An identity is derived from Einstein equation for any hypersurface H which can be foliated by spacelike two-dimensional surfaces. In the case where the hypersurface is null, this identity coincides with the two-dimensional Navier-Stokes-like equation obtained by Damour in the membrane approach to a black hole event horizon. In the case where H is spacelike or null and the 2-surfaces are marginally trapped, this identity applies to Hayward's trapping horizons and to the related dynamical horizons recently introduced by Ashtekar and Krishnan. The identity involves a normal fundamental form (normal connection 1-form) of the 2-surface, which can be viewed as a generalization to non-null hypersurfaces of the Hajicek 1-form used by Damour. This 1-form is also used to define the angular momentum of the horizon. The generalized Damour-Navier-Stokes equation leads then to a simple evolution equation for the angular momentum.

Figures (4)

• Figure 1: Foliation of a hypersurface ${\mathcal{H}}$ by a family $({\mathcal{S}}_t)_{t\in\mathbb{R}}$ of spacelike 2-surfaces, and the associated evolution vector $\bm{h}$.
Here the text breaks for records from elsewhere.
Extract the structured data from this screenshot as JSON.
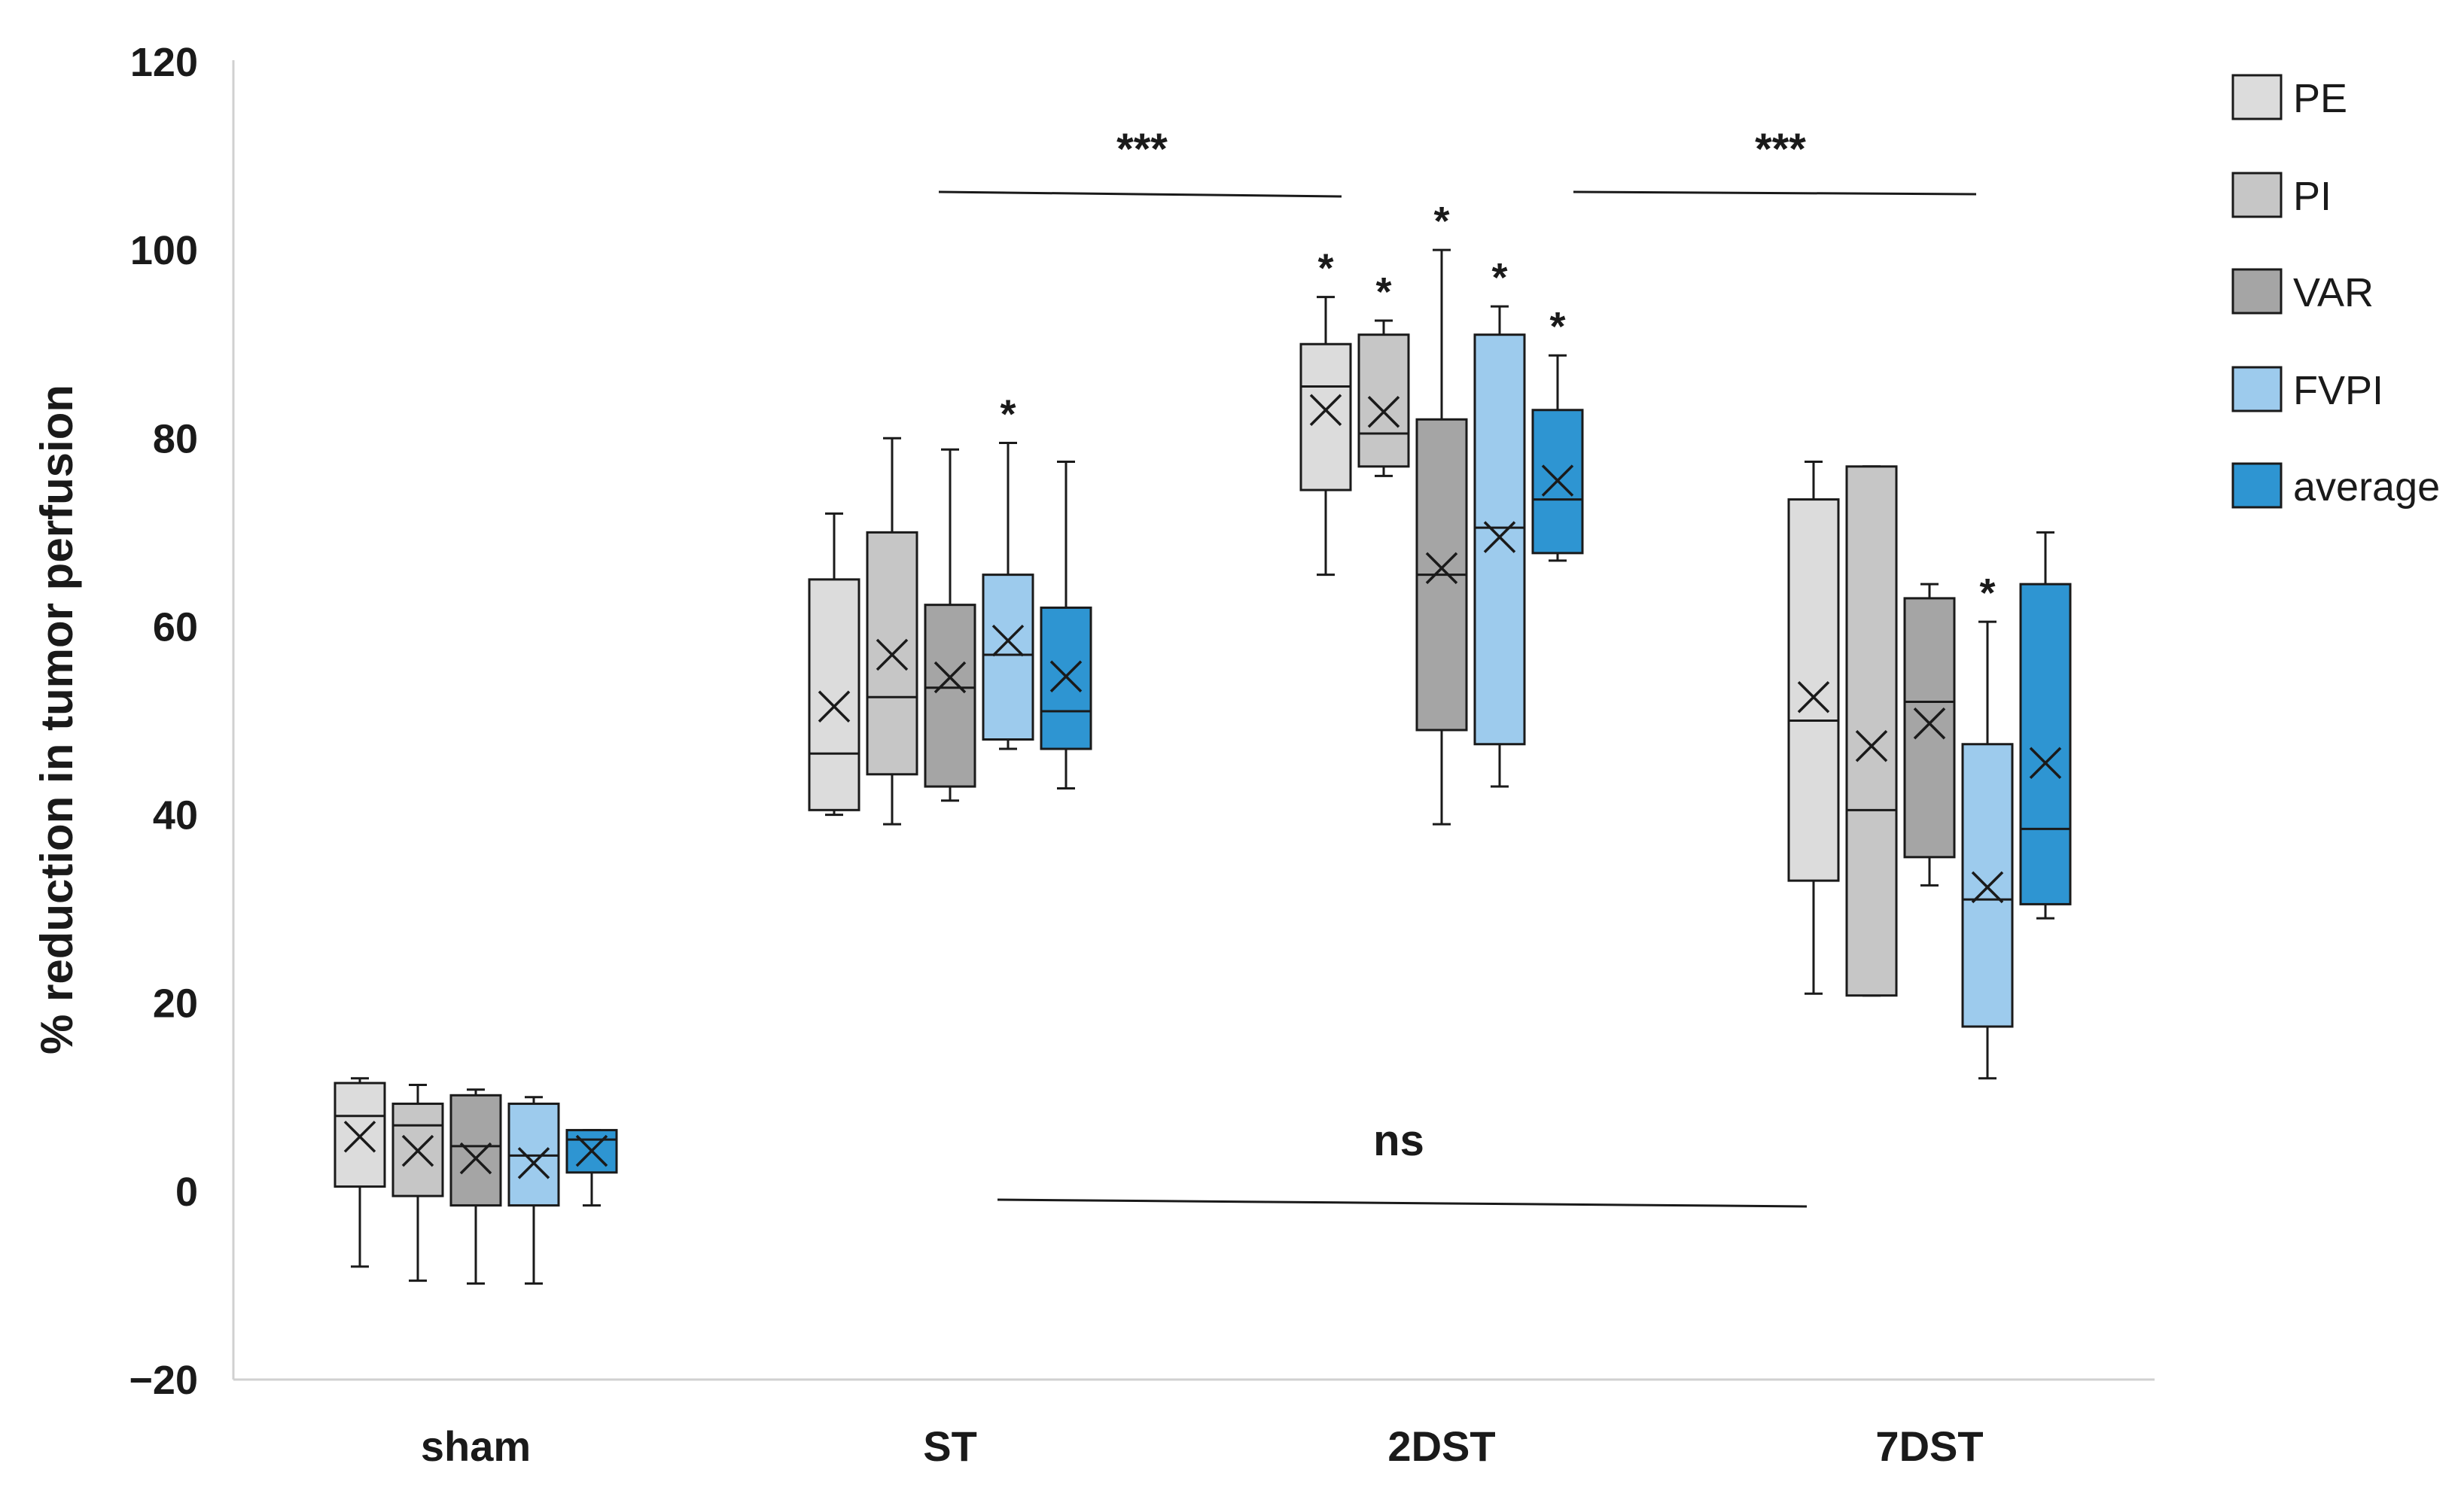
{
  "chart_data": {
    "type": "box",
    "ylabel": "% reduction in tumor perfusion",
    "xlabel": "",
    "ylim": [
      -20,
      120
    ],
    "yticks": [
      -20,
      0,
      20,
      40,
      60,
      80,
      100,
      120
    ],
    "ytick_labels": [
      "−20",
      "0",
      "20",
      "40",
      "60",
      "80",
      "100",
      "120"
    ],
    "categories": [
      "sham",
      "ST",
      "2DST",
      "7DST"
    ],
    "grid": false,
    "legend_position": "top-right",
    "series": [
      {
        "name": "PE",
        "color": "#dcdcdc",
        "boxes": [
          {
            "min": -8,
            "q1": 0.5,
            "median": 8,
            "q3": 11.5,
            "max": 12,
            "mean": 5.8
          },
          {
            "min": 40,
            "q1": 40.5,
            "median": 46.5,
            "q3": 65,
            "max": 72,
            "mean": 51.5
          },
          {
            "min": 65.5,
            "q1": 74.5,
            "median": 85.5,
            "q3": 90,
            "max": 95,
            "mean": 83
          },
          {
            "min": 21,
            "q1": 33,
            "median": 50,
            "q3": 73.5,
            "max": 77.5,
            "mean": 52.5
          }
        ],
        "stars": [
          "",
          "",
          "*",
          ""
        ]
      },
      {
        "name": "PI",
        "color": "#c6c6c6",
        "boxes": [
          {
            "min": -9.5,
            "q1": -0.5,
            "median": 7,
            "q3": 9.3,
            "max": 11.3,
            "mean": 4.3
          },
          {
            "min": 39,
            "q1": 44.3,
            "median": 52.5,
            "q3": 70,
            "max": 80,
            "mean": 57
          },
          {
            "min": 76,
            "q1": 77,
            "median": 80.5,
            "q3": 91,
            "max": 92.5,
            "mean": 82.8
          },
          {
            "min": 20.8,
            "q1": 20.8,
            "median": 40.5,
            "q3": 77,
            "max": 77,
            "mean": 47.3
          }
        ],
        "stars": [
          "",
          "",
          "*",
          ""
        ]
      },
      {
        "name": "VAR",
        "color": "#a5a5a5",
        "boxes": [
          {
            "min": -9.8,
            "q1": -1.5,
            "median": 4.8,
            "q3": 10.2,
            "max": 10.8,
            "mean": 3.5
          },
          {
            "min": 41.5,
            "q1": 43,
            "median": 53.5,
            "q3": 62.3,
            "max": 78.8,
            "mean": 54.6
          },
          {
            "min": 39,
            "q1": 49,
            "median": 65.5,
            "q3": 82,
            "max": 100,
            "mean": 66.2
          },
          {
            "min": 32.5,
            "q1": 35.5,
            "median": 52,
            "q3": 63,
            "max": 64.5,
            "mean": 49.7
          }
        ],
        "stars": [
          "",
          "",
          "*",
          ""
        ]
      },
      {
        "name": "FVPI",
        "color": "#9dcbed",
        "boxes": [
          {
            "min": -9.8,
            "q1": -1.5,
            "median": 3.8,
            "q3": 9.3,
            "max": 10,
            "mean": 3
          },
          {
            "min": 47,
            "q1": 48,
            "median": 57,
            "q3": 65.5,
            "max": 79.5,
            "mean": 58.5
          },
          {
            "min": 43,
            "q1": 47.5,
            "median": 70.5,
            "q3": 91,
            "max": 94,
            "mean": 69.5
          },
          {
            "min": 12,
            "q1": 17.5,
            "median": 31,
            "q3": 47.5,
            "max": 60.5,
            "mean": 32.3
          }
        ],
        "stars": [
          "",
          "*",
          "*",
          "*"
        ]
      },
      {
        "name": "average",
        "color": "#2e95d2",
        "boxes": [
          {
            "min": -1.5,
            "q1": 2,
            "median": 5.5,
            "q3": 6.5,
            "max": 6.5,
            "mean": 4.3
          },
          {
            "min": 42.8,
            "q1": 47,
            "median": 51,
            "q3": 62,
            "max": 77.5,
            "mean": 54.7
          },
          {
            "min": 67,
            "q1": 67.8,
            "median": 73.5,
            "q3": 83,
            "max": 88.8,
            "mean": 75.5
          },
          {
            "min": 29,
            "q1": 30.5,
            "median": 38.5,
            "q3": 64.5,
            "max": 70,
            "mean": 45.5
          }
        ],
        "stars": [
          "",
          "",
          "*",
          ""
        ]
      }
    ],
    "annotations": [
      {
        "text": "***"
      },
      {
        "text": "***"
      },
      {
        "text": "ns"
      }
    ]
  }
}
• Figure 2: Vector plane ${\mathcal{T}}_p({\mathcal{S}}_t)^\perp$ normal to ${\mathcal{S}}_t$ at a given point $p$, with some orthonormal frame $(\bm{n},\bm{s})$ and some null frame $(\bm{\ell},\bm{k})$. The directions of $\bm{\ell}$ and $\bm{k}$ are uniquely defined as the intersections of ${\mathcal{T}}_p({\mathcal{S}}_t)^\perp$ with the light cone emanating from $p$, whereas the directions of $\bm{n}$ and $\bm{s}$ can be changed by an arbitrary boost in a direction normal to ${\mathcal{S}}_t$.
• Figure 3: Null vectors $(\bm{\ell},\bm{k})$ associated with the evolution vector $\bm{h}$ by $\bm{h} = \bm{\ell} - C \bm{k}$; the plane of the figure is the plane ${\mathcal{T}}_p({\mathcal{S}}_t)^\perp$, so that ${\mathcal{S}}_t$ is reduced to a point.
• Figure 4: Same as Fig. \ref{['f:coupe_normal']} but with in addition the vector $\bm{m}$ normal to the hypersurface ${\mathcal{H}}$.